I have never really given much thought about the behaviour for passing a coroutine to gather() directly. At some point I added await coro() directly as a useful shorthand for await taskMgr.add(coro()), but I suppose that gather() should apply the same logic.
Thinking about it, I would say yes, tit would be useful to be in 1.10.9. If people like me simply apply what they have learned using asyncio, the change of behaviour would be unexpected.
Otherwise the documentation should perhaps describe the discrepencies between asyncio and panda3d ?
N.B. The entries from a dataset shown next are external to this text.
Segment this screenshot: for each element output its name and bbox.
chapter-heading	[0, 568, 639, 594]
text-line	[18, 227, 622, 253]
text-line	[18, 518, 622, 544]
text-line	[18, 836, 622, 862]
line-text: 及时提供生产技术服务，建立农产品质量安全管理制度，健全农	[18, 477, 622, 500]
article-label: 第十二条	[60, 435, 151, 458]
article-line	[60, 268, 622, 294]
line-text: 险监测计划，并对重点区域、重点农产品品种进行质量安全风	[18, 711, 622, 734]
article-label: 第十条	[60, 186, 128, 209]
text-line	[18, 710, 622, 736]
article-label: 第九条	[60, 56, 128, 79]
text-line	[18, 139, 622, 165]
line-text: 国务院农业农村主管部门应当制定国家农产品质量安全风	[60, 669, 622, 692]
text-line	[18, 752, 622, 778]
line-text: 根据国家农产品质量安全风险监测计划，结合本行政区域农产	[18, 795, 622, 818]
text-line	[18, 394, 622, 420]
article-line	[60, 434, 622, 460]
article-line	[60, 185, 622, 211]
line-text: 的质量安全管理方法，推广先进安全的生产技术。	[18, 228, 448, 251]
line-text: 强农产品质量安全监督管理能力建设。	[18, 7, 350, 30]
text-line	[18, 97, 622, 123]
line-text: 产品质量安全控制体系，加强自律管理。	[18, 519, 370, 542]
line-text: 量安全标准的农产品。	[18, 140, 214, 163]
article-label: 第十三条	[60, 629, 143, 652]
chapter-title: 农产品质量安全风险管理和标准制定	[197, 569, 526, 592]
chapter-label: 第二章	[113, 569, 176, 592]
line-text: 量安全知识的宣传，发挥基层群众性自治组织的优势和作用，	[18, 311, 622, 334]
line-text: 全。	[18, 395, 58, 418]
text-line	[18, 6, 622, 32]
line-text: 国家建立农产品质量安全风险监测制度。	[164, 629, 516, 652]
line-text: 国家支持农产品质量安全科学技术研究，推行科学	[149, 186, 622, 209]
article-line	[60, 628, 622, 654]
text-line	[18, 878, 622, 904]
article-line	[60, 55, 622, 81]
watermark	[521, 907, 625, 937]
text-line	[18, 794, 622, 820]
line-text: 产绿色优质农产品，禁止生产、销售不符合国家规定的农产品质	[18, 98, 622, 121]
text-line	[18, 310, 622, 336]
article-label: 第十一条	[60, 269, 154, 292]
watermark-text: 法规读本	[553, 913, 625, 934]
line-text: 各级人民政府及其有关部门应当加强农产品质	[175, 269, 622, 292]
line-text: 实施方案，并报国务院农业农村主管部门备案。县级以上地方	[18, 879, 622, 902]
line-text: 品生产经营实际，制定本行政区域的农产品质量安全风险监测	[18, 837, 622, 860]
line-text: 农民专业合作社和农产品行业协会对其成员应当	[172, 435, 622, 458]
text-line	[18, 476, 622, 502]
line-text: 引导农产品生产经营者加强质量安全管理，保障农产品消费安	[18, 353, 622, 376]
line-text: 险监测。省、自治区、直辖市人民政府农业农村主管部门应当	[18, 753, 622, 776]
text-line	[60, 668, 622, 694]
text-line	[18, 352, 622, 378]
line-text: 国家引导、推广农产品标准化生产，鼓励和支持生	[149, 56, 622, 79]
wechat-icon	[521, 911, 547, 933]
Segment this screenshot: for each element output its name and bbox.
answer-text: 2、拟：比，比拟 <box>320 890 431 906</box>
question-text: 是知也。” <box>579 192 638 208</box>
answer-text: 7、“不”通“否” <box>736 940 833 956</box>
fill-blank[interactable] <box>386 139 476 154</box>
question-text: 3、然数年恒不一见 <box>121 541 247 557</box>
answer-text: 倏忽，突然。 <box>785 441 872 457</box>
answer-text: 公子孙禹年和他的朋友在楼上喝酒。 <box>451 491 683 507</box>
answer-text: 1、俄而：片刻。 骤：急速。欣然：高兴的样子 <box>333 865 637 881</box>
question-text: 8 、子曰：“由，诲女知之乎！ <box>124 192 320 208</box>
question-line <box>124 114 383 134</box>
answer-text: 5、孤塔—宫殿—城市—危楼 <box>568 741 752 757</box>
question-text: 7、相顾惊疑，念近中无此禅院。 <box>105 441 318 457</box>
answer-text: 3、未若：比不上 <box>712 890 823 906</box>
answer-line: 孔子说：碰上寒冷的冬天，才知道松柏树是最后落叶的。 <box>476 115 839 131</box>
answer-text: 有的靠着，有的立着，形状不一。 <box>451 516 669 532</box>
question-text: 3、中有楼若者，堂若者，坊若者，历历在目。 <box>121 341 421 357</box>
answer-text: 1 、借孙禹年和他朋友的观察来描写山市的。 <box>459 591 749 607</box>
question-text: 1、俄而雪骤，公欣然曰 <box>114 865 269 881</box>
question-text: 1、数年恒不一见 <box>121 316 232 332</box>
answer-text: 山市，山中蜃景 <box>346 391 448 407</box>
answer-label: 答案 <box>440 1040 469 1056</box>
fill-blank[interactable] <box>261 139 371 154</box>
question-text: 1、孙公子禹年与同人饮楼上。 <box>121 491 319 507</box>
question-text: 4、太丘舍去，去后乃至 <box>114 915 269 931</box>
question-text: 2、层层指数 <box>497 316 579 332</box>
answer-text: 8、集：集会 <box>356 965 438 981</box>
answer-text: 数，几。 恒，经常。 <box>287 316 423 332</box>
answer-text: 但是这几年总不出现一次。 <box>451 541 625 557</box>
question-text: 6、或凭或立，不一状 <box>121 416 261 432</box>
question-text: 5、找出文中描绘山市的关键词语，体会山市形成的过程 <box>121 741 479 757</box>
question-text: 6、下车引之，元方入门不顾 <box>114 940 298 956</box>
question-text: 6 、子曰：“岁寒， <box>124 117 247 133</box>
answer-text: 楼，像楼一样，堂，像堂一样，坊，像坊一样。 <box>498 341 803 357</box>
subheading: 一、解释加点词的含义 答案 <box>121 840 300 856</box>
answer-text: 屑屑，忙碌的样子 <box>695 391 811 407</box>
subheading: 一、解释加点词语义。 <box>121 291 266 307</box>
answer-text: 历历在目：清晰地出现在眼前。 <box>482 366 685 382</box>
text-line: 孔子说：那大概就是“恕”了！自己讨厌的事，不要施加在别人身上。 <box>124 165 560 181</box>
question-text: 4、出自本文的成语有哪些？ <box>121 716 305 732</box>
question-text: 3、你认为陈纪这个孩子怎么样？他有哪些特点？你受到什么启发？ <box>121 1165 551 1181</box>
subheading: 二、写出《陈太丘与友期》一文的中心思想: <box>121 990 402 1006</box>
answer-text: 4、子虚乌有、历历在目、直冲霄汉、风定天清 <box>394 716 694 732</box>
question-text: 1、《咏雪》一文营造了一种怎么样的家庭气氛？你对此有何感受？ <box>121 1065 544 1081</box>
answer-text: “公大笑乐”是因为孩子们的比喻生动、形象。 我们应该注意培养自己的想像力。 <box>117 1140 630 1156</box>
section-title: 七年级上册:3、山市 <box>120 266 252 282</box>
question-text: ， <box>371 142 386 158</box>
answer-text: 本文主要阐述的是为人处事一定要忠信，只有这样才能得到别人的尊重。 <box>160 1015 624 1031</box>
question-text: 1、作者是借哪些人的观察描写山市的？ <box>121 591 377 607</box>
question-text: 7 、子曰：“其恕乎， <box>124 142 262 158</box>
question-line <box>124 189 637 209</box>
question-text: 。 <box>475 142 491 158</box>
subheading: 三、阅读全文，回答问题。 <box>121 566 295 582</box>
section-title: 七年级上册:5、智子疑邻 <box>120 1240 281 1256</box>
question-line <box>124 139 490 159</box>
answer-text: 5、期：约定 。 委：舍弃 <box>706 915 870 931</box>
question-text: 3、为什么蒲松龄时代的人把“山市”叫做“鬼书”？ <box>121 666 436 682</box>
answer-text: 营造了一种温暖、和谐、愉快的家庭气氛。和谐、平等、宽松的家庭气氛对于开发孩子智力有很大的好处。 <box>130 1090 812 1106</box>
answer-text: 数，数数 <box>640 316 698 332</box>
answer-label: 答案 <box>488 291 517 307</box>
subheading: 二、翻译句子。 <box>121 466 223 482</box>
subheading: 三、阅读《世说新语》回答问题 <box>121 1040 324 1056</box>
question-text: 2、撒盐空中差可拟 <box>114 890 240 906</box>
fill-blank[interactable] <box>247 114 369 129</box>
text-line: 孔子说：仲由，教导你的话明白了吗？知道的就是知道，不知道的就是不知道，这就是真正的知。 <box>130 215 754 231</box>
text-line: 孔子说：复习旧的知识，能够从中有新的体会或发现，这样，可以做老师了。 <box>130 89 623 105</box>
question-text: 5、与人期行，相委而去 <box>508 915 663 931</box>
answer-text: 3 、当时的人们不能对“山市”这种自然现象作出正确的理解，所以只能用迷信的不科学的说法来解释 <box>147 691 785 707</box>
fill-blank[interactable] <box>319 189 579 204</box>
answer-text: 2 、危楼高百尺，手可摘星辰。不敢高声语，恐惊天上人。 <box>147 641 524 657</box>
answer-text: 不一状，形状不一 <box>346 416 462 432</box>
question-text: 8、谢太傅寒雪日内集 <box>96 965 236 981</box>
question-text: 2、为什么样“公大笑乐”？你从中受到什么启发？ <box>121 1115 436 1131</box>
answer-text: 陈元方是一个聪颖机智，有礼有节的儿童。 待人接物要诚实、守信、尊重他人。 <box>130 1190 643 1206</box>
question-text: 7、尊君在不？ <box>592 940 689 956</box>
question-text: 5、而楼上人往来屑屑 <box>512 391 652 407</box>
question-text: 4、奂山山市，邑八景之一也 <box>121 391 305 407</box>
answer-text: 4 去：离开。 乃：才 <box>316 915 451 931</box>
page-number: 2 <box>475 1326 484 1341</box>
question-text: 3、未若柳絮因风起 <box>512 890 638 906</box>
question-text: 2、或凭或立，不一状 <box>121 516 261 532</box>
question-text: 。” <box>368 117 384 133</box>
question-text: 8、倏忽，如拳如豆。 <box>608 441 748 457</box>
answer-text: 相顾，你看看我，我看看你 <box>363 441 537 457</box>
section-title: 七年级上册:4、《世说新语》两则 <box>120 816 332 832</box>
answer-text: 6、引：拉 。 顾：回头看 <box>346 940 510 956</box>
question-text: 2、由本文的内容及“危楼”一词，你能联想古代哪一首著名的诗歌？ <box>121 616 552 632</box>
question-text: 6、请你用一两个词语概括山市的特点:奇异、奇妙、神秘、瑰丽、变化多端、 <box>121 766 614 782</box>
Hmm, one sticky point is that there’s no obvious way for Panda to know which task manager and task chain to schedule the task on. We could just pick “the default one” for both, which is apparently what asyncio does, and may be sufficient for most use cases, though I find it mildly inelegant.
Alternatively, we could deviate from asyncio here, and instead of scheduling the task in gather, do it in await; it would loop over the futures in a gathering future and make sure all of them are scheduled with whatever task manager is managing the task that you’re awaiting it from.
Do you have any thoughts? I’m almost wondering whether perhaps gather() should be a method on the task manager to make this less ambiguous.
The implementation of gather() in asyncio schedules the tasks either on the current loop, or, if there is no loop, on the default loop. If I translate this into Panda parlance, Task.gather() should schedule the task using the current taskChain, or the default taskChain if gather() is called from outside. Is my understanding correct ?
If gather can not find or use the current task chain, using the default one feels a bit dangerous. In my app, I have a couple of taskChain running, some of them in asynchronous threads, so I don’t want gather to implicitly trigger a thread switch.
Perhaps your suggestion of doing the scheduling in await instead of gather is the most fool proof solution.
But again, I’m only a vanilla user of asyncio (and now “async-panda”) so I’m maybe missing what are the practical impacts of each solution?
That’s not a bad idea, I can check what the currently running task on the thread is, though this does assume that gather() is being called from within a task. Hmm.
It now schedules the coroutine with the currently running task’s chain and manager. If not called within a task, prints a warning—I figure it’s easy enough for a user to explicitly convert it into a task using taskMgr.add if they need to use it from outside a task.